Pro-Life Pregnancy Center Won’t Be Forced to Speak Against Its Mission

By Maureen Collins

Caring Families Pregnancy Services has been giving a voice to women facing unplanned pregnancies for over 30 years.

“We know how important it is for our clients to write their own stories,” says the pregnancy center’s website. But while Caring Families works to give its clients a voice, the city of Hartford tried to silence the pregnancy center—or at least drown out its voice—by passing a city law that required pregnancy centers to speak misleading messages that undermine its mission. 

Let’s take a more in-depth look at the details of this case.

Caring Families Pregnancy Services

Caring Families Pregnancy Services is a private, faith-based, non-profit organization that gives women and families the support they need to choose life for their babies.

It offers many important services, including free pregnancy testing, ultrasounds, options counseling, adoption referrals, parenting classes, Bible studies, and support groups. Caring Families also offers expectant and new mothers important material resources like baby clothes, diapers, cribs, and car seats. In order to reach more women in need, Caring Families even runs a mobile pregnancy center called MobileCare, which makes regularly scheduled visits to Hartford and other communities in Connecticut.

The mission of Caring Families is to bring hope to women who may feel like abortion is their only option and to empower those women to make life-affirming choices. 

Caring Families v. City of Hartford

In 2017, the city of Hartford passed Ordinance No. 25-17—a law that forces pro-life pregnancy centers to post signs and begin conversations with a government-scripted disclaimer. The disclaimer incorrectly implies that the centers are not qualified to provide the free services they offer because there is not a licensed medical professional on site at all times. But many of the various free services Caring Families provides can be done safely, effectively, and lawfully without a medical professional present.

If Caring Families did not post this sign, it faces fined of up to $100 each day that it refused.

This is a lot like the California law the Supreme Court struck down in National Institute of Family and Life Advocates (NIFLA) v. Becerra in 2018. That law forced pro-life pregnancy centers to refer for abortions. Just like the California law, Hartford’s law specifically targeted pro-life pregnancy centers and forced them to speak a message that hurts their own mission.

“Hartford claims it’s promoting comprehensive information about health care but only interferes with specific views about life, pregnancy, motherhood—a double standard that’s both troubling and unconstitutional,” said ADF Senior Counsel Denise Harle

Hartford’s ordinance threatened Caring Families’ free speech rights. So, with the help of ADF attorneys, Caring Families filed a lawsuit against the city of Hartford, challenging its unconstitutional law.
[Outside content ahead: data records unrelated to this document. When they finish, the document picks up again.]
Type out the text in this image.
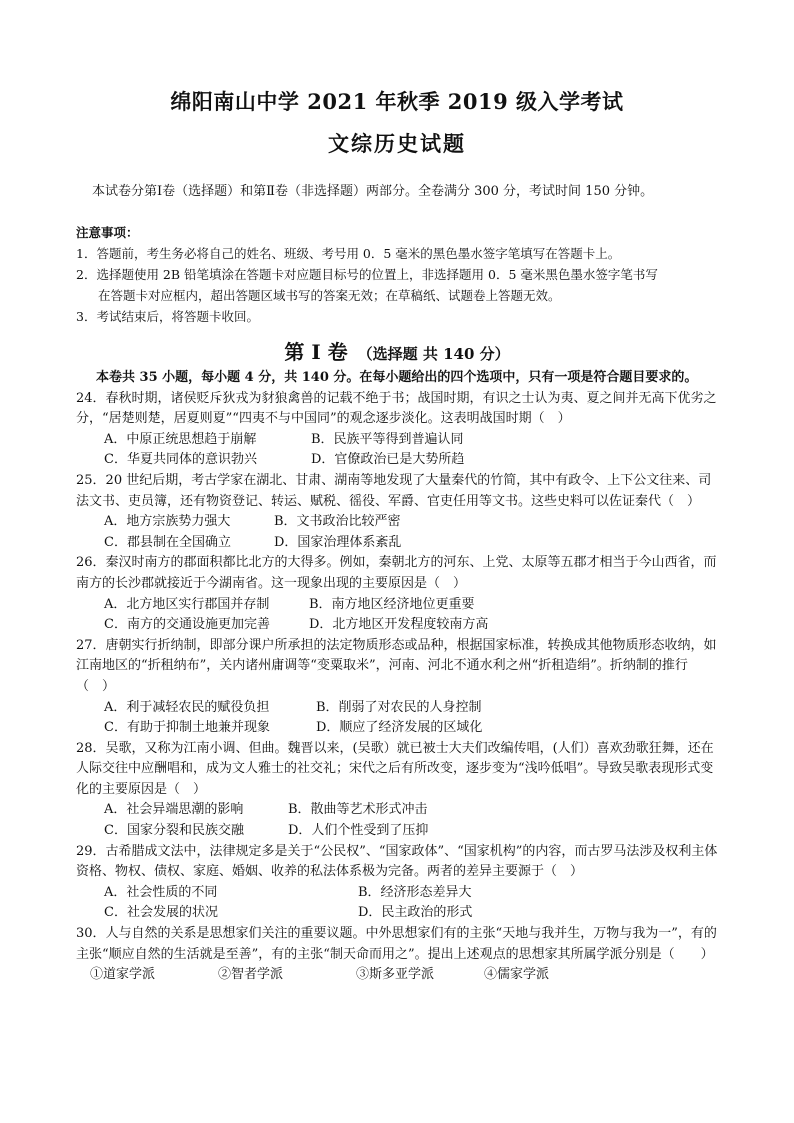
绵阳南山中学 2021 年秋季 2019 级入学考试
文综历史试题
本试卷分第Ⅰ卷（选择题）和第Ⅱ卷（非选择题）两部分。全卷满分 300 分，考试时间 150 分钟。
注意事项：
1．答题前，考生务必将自己的姓名、班级、考号用 0．5 毫米的黑色墨水签字笔填写在答题卡上。
2．选择题使用 2B 铅笔填涂在答题卡对应题目标号的位置上，非选择题用 0．5 毫米黑色墨水签字笔书写
在答题卡对应框内，超出答题区域书写的答案无效；在草稿纸、试题卷上答题无效。
3．考试结束后，将答题卡收回。
第 Ⅰ 卷 （选择题 共 140 分）

本卷共 35 小题，每小题 4 分，共 140 分。在每小题给出的四个选项中，只有一项是符合题目要求的。

24．春秋时期，诸侯贬斥狄戎为豺狼禽兽的记载不绝于书；战国时期，有识之士认为夷、夏之间并无高下优劣之分，“居楚则楚，居夏则夏”“四夷不与中国同”的观念逐步淡化。这表明战国时期（　）

A．中原正统思想趋于崩解	B．民族平等得到普遍认同
C．华夏共同体的意识勃兴	D．官僚政治已是大势所趋

25．20 世纪后期，考古学家在湖北、甘肃、湖南等地发现了大量秦代的竹简，其中有政令、上下公文往来、司法文书、吏员簿，还有物资登记、转运、赋税、徭役、军爵、官吏任用等文书。这些史料可以佐证秦代（　）

A．地方宗族势力强大	B．文书政治比较严密
C．郡县制在全国确立	D．国家治理体系紊乱

26．秦汉时南方的郡面积都比北方的大得多。例如，秦朝北方的河东、上党、太原等五郡才相当于今山西省，而南方的长沙郡就接近于今湖南省。这一现象出现的主要原因是（　）

A．北方地区实行郡国并存制	B．南方地区经济地位更重要
C．南方的交通设施更加完善	D．北方地区开发程度较南方高

27．唐朝实行折纳制，即部分课户所承担的法定物质形态或品种，根据国家标准，转换成其他物质形态收纳，如江南地区的“折租纳布”，关内诸州庸调等“变粟取米”，河南、河北不通水利之州“折租造绢”。折纳制的推行（　）

A．利于减轻农民的赋役负担	B．削弱了对农民的人身控制
C．有助于抑制土地兼并现象	D．顺应了经济发展的区域化

28．吴歌，又称为江南小调、但曲。魏晋以来，(吴歌）就已被士大夫们改编传唱，(人们）喜欢劲歌狂舞，还在人际交往中应酬唱和，成为文人雅士的社交礼；宋代之后有所改变，逐步变为“浅吟低唱”。导致吴歌表现形式变化的主要原因是（　）

A．社会异端思潮的影响	B．散曲等艺术形式冲击
C．国家分裂和民族交融	D．人们个性受到了压抑

29．古希腊成文法中，法律规定多是关于“公民权”、“国家政体”、“国家机构”的内容，而古罗马法涉及权利主体资格、物权、债权、家庭、婚姻、收养的私法体系极为完备。两者的差异主要源于（　）

A．社会性质的不同	B．经济形态差异大
C．社会发展的状况	D．民主政治的形式

30．人与自然的关系是思想家们关注的重要议题。中外思想家们有的主张“天地与我并生，万物与我为一”，有的主张“顺应自然的生活就是至善”，有的主张“制天命而用之”。提出上述观点的思想家其所属学派分别是（　　）

①道家学派	②智者学派	③斯多亚学派	④儒家学派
Caring Families filed its lawsuit in April 2019, challenging the City of Hartford’s ordinance in federal court. Thankfully, in July 2020, city officials clarified what services are considered medical and conceded that the law does not apply to Caring Families, because they always have medical personnel on site when providing any medical services to women. Based on this understanding the parties jointly dismissed the case.

Caring Families has been serving women and families in and around the Hartford, Connecticut, area since 1986.

Standing for every person’s right to speak freely

Every American has the right to speak freely. It’s protected by the First Amendment.

We usually think about violations of free speech as censorship—the government preventing someone from saying something. But it can be violated in the other direction, too: the government forcing someone to express something against their beliefs.

This is compelled speech. And the U.S. Supreme Court made clear in its 2018 decision in NIFLA v. Becerra, and numerous other cases, that compelled speech of this sort is unconstitutional.

The bottom line is that pregnancy centers should be free to serve women and offer the support they need without fear of unjust government punishment.

Maureen Collins is a writer for ADF Legal.